Contrecœur réunit quelques « chroniques d’une France sans lettres », composées par Pierre Mari entre mai 2011 et août 2020. L’écrivain y martèle à chaque instant l’exigence littéraire (et esthétique) qui n’est plus dans la France contemporaine – ce qui désole quiconque a conscience du caractère profondément littéraire qui fut celui de la France jusqu’au siècle dernier encore.

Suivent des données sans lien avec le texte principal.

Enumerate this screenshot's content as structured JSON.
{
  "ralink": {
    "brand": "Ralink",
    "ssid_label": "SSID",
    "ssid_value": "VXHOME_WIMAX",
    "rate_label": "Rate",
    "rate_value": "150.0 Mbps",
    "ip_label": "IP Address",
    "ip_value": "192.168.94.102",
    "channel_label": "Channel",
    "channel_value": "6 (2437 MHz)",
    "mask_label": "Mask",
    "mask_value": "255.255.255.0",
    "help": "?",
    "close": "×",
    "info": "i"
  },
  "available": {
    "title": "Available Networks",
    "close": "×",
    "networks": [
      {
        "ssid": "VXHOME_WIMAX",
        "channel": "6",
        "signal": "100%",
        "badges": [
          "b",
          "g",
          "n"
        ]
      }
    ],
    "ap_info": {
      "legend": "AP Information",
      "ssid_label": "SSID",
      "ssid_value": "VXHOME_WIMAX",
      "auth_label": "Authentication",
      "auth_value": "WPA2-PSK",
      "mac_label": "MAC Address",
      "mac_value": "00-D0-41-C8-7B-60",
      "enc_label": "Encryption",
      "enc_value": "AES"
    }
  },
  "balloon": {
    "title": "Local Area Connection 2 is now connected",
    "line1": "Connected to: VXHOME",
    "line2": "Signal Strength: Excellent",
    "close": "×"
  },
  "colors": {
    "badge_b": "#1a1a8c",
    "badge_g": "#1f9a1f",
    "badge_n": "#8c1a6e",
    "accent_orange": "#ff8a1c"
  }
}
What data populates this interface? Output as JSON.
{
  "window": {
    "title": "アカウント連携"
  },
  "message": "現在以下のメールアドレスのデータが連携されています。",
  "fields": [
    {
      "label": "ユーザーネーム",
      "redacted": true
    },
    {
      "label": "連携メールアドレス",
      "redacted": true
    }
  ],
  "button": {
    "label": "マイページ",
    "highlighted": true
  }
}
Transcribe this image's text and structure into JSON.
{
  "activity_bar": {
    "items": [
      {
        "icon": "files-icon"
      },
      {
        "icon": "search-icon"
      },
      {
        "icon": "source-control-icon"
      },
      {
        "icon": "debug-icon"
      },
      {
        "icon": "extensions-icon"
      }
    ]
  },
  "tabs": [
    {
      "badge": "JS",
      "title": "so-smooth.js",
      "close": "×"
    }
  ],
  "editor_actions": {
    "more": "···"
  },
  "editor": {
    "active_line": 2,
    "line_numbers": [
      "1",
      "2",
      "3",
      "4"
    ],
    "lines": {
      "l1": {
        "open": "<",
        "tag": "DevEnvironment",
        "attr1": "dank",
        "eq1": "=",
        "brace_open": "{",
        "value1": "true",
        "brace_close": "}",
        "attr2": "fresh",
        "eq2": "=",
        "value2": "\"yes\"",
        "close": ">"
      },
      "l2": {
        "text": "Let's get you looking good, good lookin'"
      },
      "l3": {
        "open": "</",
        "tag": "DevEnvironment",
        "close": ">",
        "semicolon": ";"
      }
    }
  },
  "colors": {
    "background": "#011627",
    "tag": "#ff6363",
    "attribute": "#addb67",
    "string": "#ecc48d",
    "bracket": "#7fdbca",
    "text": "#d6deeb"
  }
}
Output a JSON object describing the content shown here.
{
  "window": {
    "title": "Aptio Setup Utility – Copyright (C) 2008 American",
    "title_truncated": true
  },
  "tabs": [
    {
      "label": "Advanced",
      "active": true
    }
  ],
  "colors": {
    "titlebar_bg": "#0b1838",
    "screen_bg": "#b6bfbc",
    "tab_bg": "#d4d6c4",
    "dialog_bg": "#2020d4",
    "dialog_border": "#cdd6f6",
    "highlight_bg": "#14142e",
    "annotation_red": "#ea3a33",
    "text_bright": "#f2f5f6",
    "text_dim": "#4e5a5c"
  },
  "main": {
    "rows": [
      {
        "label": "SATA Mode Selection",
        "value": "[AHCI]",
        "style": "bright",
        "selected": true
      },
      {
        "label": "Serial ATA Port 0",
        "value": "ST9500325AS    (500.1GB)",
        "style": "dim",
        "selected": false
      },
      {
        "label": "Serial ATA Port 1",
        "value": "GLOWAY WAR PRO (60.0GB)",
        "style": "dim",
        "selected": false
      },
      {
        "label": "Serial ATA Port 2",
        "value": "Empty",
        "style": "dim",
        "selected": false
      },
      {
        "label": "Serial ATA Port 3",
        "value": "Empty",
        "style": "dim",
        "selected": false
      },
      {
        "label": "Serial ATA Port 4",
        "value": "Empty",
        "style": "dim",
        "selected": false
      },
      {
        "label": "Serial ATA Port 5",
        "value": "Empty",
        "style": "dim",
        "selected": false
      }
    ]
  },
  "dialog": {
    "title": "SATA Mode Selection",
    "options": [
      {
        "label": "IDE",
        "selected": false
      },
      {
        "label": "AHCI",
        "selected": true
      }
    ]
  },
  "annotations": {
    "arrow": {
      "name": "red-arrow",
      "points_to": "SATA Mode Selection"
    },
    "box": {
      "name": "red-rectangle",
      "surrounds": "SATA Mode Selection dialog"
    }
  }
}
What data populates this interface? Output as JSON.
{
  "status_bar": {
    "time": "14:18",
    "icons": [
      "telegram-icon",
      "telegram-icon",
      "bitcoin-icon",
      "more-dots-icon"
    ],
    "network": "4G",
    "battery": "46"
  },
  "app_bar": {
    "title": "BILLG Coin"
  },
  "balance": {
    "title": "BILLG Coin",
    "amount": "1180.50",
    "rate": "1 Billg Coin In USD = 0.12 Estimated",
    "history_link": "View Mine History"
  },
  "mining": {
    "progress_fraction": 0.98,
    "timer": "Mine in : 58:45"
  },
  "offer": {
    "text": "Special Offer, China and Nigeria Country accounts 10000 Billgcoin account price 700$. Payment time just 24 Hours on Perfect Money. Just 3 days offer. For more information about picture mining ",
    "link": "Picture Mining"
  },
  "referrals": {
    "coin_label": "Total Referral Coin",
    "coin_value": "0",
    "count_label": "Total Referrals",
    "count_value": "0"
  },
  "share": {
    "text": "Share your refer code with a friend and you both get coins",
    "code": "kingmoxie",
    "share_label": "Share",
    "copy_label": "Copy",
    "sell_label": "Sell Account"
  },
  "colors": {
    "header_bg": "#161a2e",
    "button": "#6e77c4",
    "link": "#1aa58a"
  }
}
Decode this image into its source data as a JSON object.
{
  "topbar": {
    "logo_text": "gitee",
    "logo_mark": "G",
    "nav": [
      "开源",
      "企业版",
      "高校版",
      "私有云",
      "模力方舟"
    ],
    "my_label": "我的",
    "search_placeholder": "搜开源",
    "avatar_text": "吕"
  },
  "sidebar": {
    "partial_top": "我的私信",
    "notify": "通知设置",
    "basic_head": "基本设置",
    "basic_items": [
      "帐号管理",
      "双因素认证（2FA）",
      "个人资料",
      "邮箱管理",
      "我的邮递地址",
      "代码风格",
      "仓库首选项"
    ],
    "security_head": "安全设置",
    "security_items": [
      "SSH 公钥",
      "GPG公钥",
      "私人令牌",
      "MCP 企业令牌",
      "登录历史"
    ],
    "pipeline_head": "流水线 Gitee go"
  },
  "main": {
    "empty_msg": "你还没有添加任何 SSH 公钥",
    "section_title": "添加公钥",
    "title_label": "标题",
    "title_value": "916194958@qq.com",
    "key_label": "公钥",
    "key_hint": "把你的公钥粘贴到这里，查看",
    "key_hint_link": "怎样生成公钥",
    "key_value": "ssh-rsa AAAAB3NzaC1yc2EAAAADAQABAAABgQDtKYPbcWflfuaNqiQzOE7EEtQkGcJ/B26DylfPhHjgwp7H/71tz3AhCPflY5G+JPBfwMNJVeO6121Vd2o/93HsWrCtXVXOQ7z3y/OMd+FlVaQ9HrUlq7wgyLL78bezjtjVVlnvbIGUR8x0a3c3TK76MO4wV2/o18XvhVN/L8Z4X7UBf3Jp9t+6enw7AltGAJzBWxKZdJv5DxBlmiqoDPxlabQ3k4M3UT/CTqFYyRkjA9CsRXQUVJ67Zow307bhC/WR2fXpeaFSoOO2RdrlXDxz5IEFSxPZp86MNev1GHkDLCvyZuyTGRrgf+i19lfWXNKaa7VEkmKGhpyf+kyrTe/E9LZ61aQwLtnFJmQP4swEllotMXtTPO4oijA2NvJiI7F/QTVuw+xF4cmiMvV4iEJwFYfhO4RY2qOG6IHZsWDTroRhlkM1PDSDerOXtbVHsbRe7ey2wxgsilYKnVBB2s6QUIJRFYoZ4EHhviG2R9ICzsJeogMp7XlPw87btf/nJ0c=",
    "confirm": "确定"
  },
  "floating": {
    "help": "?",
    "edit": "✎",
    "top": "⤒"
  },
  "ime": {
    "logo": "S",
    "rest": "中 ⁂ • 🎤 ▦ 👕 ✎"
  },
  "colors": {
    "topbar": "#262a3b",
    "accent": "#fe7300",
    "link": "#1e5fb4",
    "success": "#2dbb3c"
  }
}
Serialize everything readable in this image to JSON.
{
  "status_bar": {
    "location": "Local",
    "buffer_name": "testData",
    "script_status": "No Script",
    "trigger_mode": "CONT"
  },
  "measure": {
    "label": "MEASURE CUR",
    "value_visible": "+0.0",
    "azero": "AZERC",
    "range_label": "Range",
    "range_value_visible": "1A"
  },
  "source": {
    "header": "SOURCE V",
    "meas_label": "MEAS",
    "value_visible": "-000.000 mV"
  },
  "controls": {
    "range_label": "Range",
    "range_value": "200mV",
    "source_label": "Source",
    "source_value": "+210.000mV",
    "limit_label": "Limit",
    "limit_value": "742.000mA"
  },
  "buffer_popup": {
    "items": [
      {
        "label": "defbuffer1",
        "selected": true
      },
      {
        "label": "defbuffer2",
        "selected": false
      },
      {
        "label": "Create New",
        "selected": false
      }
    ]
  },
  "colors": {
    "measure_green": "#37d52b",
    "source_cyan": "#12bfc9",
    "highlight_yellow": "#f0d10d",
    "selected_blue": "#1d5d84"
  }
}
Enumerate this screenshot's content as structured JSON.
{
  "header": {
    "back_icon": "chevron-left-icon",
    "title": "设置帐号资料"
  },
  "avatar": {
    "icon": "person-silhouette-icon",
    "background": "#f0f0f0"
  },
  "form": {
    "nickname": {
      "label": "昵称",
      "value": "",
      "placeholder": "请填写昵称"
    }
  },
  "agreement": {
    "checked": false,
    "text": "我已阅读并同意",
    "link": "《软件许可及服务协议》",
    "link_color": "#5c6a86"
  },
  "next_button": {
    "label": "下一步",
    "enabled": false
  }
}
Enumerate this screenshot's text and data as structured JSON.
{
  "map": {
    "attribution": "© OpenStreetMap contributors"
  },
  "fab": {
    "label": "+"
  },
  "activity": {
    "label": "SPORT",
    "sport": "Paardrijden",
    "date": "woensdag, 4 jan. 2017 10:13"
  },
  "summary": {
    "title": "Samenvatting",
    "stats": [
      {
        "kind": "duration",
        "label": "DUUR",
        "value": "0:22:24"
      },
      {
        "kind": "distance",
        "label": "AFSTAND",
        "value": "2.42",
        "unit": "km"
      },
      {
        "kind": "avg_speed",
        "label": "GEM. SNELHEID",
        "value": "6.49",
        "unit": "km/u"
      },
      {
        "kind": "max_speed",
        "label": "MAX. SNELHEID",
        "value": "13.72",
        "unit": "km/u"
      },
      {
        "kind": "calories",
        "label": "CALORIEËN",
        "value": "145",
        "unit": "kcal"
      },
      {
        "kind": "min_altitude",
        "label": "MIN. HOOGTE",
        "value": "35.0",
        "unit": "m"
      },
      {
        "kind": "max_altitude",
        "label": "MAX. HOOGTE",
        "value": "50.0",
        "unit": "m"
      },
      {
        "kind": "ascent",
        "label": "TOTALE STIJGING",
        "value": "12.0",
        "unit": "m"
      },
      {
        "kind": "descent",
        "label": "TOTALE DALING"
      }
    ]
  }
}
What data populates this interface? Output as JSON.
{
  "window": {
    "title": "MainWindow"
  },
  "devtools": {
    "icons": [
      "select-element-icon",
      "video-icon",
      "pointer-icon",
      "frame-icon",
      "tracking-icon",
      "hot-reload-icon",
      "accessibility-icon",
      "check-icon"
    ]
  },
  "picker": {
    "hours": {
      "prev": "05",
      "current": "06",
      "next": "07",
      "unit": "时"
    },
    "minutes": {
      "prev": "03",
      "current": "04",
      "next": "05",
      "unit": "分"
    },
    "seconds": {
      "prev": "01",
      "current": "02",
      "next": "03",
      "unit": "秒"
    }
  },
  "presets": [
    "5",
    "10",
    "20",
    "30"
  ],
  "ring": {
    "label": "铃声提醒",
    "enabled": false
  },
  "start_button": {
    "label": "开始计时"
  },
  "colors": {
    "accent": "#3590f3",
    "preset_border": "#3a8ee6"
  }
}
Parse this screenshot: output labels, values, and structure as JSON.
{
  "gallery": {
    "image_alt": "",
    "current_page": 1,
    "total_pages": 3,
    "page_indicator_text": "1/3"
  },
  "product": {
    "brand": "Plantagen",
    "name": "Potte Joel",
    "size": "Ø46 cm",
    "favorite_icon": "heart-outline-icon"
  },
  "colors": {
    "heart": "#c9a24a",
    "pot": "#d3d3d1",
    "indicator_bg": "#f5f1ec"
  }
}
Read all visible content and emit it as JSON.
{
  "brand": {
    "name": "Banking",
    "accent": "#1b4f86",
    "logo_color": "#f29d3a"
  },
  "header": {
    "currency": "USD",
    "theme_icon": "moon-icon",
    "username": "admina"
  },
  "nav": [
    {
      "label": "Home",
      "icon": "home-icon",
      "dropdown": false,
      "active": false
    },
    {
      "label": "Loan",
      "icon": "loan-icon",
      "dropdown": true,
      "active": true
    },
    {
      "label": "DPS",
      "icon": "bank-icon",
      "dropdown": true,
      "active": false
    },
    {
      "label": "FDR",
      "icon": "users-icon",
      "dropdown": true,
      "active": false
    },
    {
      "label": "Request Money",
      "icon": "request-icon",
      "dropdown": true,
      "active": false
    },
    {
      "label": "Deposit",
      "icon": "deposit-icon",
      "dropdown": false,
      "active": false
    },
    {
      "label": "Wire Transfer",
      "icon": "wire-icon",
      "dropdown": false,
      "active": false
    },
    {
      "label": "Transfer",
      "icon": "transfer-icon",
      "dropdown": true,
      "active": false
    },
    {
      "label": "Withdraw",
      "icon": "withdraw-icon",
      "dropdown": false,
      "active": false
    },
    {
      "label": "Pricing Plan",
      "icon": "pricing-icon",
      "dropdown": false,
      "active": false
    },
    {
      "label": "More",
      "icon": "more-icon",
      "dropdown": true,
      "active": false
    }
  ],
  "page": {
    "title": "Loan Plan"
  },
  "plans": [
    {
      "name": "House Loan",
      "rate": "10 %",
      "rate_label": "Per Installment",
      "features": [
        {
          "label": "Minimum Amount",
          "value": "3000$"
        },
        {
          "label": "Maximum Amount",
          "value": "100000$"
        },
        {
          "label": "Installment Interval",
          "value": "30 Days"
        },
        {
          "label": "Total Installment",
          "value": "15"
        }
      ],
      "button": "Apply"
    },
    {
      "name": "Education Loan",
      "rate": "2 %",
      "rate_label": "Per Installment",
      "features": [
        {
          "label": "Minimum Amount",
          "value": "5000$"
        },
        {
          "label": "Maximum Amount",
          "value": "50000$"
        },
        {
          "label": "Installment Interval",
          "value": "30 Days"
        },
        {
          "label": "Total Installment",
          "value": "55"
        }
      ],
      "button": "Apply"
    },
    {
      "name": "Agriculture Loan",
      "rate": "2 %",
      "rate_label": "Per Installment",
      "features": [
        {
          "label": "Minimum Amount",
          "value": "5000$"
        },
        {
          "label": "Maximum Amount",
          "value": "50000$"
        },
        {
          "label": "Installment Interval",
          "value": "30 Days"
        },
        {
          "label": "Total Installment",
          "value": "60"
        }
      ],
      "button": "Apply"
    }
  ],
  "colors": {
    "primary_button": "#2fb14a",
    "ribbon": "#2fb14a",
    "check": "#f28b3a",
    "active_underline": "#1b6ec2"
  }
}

Généreux dans ses admirations (quelques très belles pages sur Flaubert, notamment), c’est toutefois quand il éreinte les fausses gloires de l’époque (Carrère, Darrieussecq, entre autres) que Pierre Mari s’avère le plus jouissif à la lecture – je ne peux m’empêcher d’avoir une pensée pour une basse-cour dindesque bien rôtie pour quelques hivers rigoureux…
Il n’y a aucune jalousie, pas plus que de curiosité malsaine ou de méchanceté gratuite à se réjouir des critiques acerbes de Pierre Mari, justement car il réhabilite le travail de critique littéraire (qui, est-il besoin de le rappeler, n’est pas le mien au fil de ces pages), devenu ces dernières décennies copinage à but lucratif ou moralinisateur, hélas. La littérature ne peut être qu’aristocratique, comme l’art, comme la beauté. Rien de plus inégalitaire sur cette basse terre. On admire ce qui nous dépasse et nous transcende, pas le vulgum pecus… À démocratiser la culture, on a tué l’art et la beauté au profit du divertissement abrutissant et de la laideur quotidienne. On a démocratisé (qui peut être contre la démocratie, l’accès à la « culture pour tous »?) au nom des sacro-saints goûts et couleurs, qui voudraient que tout se vaut. Or, si tout se vaut, rien n’a de valeur. L’égalité n’existant qu’en mathématiques ou sur un plan juridique nécessairement discriminatoire et circonstancié, elle n’est jamais une réalité ontologique. L’axiome égalitaire appliqué aux arts et aux lettres est donc fallacieux dès l’origine.
Jules Verne, écrivain cher à mon cœur depuis mon enfance, l’écrivait à sa manière en 1877 à son éditeur Hetzel :
« […] dans l’échelle littéraire, le roman d’aventures est moins haut placé que le roman de mœurs. Balzac est supérieur à Dumas père ne serait-ce que par le genre. […] Je crois que, d’une façon générale et question de forme mise à part, l’étude du cœur humain est plus littéraire que les romans d’aventures. »
Est-ce à dire qu’Alexandre Dumas père est un écrivaillon ? Qu’aucun roman d’aventures littéraire n’a jamais été écrit ? Je ne le crois pas. Il existe simplement une hiérarchie forgée sur l’enclume des siècles, au fil du combat vital pour la beauté et la transcendance (bref, pour les arts : littérature, peinture, musique…) ; hiérarchie que ne saurait remettre en question un quelconque plumitif de Libé ou d’ailleurs décrétant ex nihilo que le slam vaut Verlaine ou mettant sur un même plan Jul et Mozart…
Les colères et admirations de Pierre Mari méritent de s’y attarder et de les méditer. L’écrivain et critique a bien cerné le drame de notre époque, qui n’en finit pas de virer au mélo sirupeux et indigeste. Armé de sa plume du meilleur acier, Mari nous ouvre les yeux, et nous en redemandons !
Philippe Rubempré
Pierre Mari, Contrecœur, éditions La Nouvelle Librairie, novembre 2021, 282p.